Higiene: Tu Mejor Defensora
Uno de los pasos más importantes que todos debemos seguir es lavarse las manos después de ir al baño. Se recomienda usar agua tibia y jabón, frotando las manos durante al menos 30 segundos. Esta simple acción puede prevenir que la bacteria llegue a los alimentos. Además, es crucial cocinar completamente los huevos y las carnes, como el pollo, asegurándose de que no queden partes rosadas en el interior. Además, se debe evitar lavar el pollo crudo, ya que esto puede dispersar bacterias en la cocina.

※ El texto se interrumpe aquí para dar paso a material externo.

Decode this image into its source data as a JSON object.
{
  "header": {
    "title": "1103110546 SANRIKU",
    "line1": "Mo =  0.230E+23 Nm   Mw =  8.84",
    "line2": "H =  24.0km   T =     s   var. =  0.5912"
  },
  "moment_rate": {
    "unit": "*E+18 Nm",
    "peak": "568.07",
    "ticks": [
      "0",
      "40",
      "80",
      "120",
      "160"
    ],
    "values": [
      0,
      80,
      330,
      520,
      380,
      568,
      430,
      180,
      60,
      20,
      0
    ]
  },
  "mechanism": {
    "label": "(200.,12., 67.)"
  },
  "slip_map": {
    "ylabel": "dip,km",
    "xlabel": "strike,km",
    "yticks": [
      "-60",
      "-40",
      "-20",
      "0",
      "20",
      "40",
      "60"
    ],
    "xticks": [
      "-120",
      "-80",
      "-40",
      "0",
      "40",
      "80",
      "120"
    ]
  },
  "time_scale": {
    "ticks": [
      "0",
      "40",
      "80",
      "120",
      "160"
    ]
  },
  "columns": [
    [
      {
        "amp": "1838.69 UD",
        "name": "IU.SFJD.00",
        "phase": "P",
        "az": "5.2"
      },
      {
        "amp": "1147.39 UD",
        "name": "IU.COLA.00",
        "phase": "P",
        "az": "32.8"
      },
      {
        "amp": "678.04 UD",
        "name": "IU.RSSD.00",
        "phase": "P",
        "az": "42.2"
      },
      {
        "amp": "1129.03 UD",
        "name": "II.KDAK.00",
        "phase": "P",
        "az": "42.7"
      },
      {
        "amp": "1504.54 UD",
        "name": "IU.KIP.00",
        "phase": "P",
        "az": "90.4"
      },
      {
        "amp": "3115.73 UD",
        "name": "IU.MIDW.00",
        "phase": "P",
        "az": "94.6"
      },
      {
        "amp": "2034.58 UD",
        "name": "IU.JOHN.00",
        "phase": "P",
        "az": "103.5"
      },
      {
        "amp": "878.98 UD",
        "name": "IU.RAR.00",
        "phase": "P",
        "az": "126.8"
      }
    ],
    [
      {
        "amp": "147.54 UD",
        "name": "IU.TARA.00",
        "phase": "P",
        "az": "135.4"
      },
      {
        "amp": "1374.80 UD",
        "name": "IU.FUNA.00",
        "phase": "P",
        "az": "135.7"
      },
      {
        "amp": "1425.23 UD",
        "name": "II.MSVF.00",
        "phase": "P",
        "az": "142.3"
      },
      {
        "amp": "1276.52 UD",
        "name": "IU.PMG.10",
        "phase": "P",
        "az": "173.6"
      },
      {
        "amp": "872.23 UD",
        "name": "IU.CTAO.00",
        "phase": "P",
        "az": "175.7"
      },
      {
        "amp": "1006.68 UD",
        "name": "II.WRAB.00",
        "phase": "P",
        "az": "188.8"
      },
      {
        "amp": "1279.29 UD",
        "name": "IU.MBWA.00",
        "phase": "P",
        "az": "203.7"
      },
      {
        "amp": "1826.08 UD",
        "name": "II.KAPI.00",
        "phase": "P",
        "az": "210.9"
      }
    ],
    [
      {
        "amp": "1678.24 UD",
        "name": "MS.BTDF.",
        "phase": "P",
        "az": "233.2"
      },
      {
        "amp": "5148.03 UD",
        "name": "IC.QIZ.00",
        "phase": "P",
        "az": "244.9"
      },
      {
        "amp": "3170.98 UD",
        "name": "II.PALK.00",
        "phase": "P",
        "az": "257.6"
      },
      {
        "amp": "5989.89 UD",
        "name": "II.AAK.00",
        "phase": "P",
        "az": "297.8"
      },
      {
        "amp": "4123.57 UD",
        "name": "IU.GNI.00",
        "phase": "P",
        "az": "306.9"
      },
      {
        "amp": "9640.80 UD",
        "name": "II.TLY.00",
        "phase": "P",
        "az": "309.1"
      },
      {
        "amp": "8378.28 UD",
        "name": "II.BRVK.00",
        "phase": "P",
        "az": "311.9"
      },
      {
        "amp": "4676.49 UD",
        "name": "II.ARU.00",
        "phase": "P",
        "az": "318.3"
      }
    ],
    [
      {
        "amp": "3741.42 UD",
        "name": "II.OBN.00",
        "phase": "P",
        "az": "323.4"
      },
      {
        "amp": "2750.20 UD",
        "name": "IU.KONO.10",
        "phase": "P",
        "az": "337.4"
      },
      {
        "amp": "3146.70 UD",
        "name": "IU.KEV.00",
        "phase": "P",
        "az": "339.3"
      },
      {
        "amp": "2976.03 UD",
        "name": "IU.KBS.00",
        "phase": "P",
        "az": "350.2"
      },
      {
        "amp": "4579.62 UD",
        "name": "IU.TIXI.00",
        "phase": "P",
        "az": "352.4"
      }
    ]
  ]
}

Prevención en la Cocina y en el Hogar
La contaminación cruzada es un riesgo que debemos mitigar. Es recomendable no usar los mismos utensilios para preparar carnes crudas y alimentos cocidos, como tablas y cuchillos. Lavarlos con agua caliente y detergente es fundamental, seguido de una desinfección con unas gotas de lavandina. En la heladera, los alimentos deben estar organizados: las carnes crudas van en los estantes inferiores para evitar que goteen sobre otros productos. Evitar comprar comidas elaboradas que se exhiban a temperatura ambiente es igualmente esencial. Por último, el consumo de agua potable es crucial, y si no estamos seguros de su potabilidad, se puede agregar una gota de lavandina común por litro.
Desde el Hospital Zonal nos recuerdan que, ante síntomas de gastroenteritis, es fundamental no manipular alimentos ni concurrir a lugares donde se pueda contagiar a otros. En el caso de los manipuladores de alimentos, deben esperar un alta médica antes de regresar a sus labores. Ante cualquier síntoma, no dudes en consultar al centro de salud más cercano. Con estas medidas, podemos protegernos y cuidar a quienes más queremos.